As the nearby television set showed gray smoke turning white above the Sistine Chapel of the Vatican, indicating that a new pope had been elected, Don Ridolfi, one of the regulars, asked me a question:
“Have you ever been to Rome and gone to the Vatican?
I answered, “Why, yes, now that you mention it, I have. I even saw the pope inside St. Peter’s Basilica.”
I had to think back 58 years, to 1955, to recall my visit and how I happened to see the pope, but as I thought about it, those memories quickly came vividly to mind.
I was in the Army in Germany at the time, and a good friend of mine, James Alexander “Smitty” Smith, a freckled-face Irish kid from Chauncey Street, Brooklyn, N.Y., and I took some leave time to travel to Italy in my small, green Morris Minor.
As we mapped out our travel plans, we didn’t know exactly where we would be staying most of the time, but we knew where we would be sleeping once we reached Rome.
Smitty’s close friend was Jim Finnerty, also from Brooklyn, and Finnerty’s brother was a priest who was studying at the American seminary in Rome. Finnerty arranged for us to stay with his brother at the seminary.
As expected, the rooms at the seminary were spare, but the breakfast fare was more than adequate. And we became acquainted with Finnerty’s brother, whose first name has drifted from my memory bank, and several others of the American priests.
On our second day, the priests told us they had a special treat for us. We were all going to the Vatican to witness a ceremony that was part of the beatification of a saint.
They explained that beatification was the last step before the ceremony held later to officially make the person — the Internet confirmed for me that it was Pope Innocent XI, a 17th-century prelate — into a saint.
When we reached the Vatican, the entrance to St. Peter’s Basilica was jammed. But we had passes, thanks to the priests, and were ushered in.
Inside, we stood in a crowd near the central walkway, and after several minutes, the Swiss guards, in their colorful uniforms, carried in the pope — Pius XII — on their shoulders. They passed within a couple of feet of us, as the Italians, who made up most of the people there, shouted, “Viva il Papa!”
“Well, the Italians get a little excited about all of this,” Finnerty’s more-restrained brother told us.

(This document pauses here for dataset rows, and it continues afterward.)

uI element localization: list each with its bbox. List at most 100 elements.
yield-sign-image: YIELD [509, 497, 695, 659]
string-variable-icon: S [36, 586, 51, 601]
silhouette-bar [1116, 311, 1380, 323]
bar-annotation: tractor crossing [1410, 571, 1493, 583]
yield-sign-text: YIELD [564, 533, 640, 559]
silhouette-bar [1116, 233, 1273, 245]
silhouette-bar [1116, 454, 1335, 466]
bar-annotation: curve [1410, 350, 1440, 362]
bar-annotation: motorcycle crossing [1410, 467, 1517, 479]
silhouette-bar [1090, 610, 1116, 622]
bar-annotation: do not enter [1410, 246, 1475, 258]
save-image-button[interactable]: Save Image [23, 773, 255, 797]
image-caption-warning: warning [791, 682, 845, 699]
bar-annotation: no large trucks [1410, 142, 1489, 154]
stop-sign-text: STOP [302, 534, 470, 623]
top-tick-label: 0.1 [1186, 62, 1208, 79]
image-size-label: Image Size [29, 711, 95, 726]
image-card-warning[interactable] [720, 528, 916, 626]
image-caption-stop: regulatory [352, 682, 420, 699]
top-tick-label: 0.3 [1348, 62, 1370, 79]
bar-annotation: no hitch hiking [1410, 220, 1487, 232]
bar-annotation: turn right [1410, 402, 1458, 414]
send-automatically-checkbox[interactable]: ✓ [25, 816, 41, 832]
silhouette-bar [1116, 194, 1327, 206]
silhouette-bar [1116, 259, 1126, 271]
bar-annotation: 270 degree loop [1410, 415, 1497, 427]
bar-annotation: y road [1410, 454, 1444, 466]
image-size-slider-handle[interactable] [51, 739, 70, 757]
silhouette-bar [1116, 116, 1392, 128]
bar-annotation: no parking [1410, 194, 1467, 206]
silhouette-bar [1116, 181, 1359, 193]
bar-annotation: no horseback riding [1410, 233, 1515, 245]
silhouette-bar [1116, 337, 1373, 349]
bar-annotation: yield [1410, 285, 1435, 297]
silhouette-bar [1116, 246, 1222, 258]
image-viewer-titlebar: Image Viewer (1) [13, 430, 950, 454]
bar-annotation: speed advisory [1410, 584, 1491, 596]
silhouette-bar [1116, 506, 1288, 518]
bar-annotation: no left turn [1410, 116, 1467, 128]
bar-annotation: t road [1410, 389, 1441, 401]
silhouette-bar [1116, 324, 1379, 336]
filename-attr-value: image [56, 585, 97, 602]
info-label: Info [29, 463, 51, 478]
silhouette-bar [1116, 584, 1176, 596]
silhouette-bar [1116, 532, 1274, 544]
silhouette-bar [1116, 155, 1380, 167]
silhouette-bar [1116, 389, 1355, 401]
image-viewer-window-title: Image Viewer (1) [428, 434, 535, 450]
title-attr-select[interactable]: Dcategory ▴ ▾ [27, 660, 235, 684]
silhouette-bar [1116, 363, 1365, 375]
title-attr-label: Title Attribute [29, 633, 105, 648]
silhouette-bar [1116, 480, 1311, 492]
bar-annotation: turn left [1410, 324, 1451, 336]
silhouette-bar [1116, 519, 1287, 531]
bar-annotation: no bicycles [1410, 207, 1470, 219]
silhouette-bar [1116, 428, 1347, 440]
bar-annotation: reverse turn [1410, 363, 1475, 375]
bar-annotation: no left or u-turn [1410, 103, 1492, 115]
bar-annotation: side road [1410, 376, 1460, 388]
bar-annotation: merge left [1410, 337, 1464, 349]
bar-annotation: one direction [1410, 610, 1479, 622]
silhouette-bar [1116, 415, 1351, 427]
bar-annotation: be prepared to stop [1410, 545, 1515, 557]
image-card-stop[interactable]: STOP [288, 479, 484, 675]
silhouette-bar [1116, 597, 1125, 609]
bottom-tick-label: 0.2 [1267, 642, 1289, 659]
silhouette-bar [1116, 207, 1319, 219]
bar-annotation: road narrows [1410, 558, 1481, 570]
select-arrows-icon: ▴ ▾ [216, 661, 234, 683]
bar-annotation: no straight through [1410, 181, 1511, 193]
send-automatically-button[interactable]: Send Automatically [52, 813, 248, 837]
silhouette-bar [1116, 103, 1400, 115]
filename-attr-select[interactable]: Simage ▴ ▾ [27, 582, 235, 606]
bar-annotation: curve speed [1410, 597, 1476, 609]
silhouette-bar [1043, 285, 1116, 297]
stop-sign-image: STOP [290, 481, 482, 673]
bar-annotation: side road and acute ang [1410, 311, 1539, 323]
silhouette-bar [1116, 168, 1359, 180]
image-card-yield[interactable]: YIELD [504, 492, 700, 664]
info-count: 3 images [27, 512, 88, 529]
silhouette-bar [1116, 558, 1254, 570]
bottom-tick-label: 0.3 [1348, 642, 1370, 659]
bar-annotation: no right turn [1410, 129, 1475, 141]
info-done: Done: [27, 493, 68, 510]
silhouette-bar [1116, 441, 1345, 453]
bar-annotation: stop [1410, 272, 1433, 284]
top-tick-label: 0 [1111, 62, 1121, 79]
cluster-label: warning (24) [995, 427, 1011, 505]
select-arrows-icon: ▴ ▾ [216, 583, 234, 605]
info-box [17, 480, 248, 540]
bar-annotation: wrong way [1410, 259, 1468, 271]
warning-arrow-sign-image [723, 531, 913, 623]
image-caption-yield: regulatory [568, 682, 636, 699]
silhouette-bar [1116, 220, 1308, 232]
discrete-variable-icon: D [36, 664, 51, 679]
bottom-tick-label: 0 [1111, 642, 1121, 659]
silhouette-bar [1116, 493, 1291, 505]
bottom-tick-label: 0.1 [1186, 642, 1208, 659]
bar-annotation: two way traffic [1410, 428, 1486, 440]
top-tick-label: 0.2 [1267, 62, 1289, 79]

The ceremony was conducted in Latin, as were most in those days, so the priests had to tell us what was happening at the far end of the basilica.
As the final beatification ceremony was held in October and this was the middle of summer, what we watched was the pope’s announcement that Innocent XI had qualified as a saint, beginning the beatification process.
I kept thinking, Here I am in St. Peter’s with the pope. Shouldn’t I be having some kind of religious experience?
Just then, Smitty nudged me and said, “Look over there, aren’t those the English girls we said hello to when we came in?”
“You’re right,” I answered, “one of them waved.”
And then the crowd shifted, the girls were gone and we never saw them again.
I thought to myself, “I guess that’s as close to a religious experience as I can have. The good Lord must want young guys, even a couple of GIs, to be more interested in some pretty girls than a ceremony in Latin.”
Over the years, I’ve lost contact with Smitty, but the last time I saw him, he was a foreign service officer with the U.S. State Department in Indonesia. And he was married — to an English girl.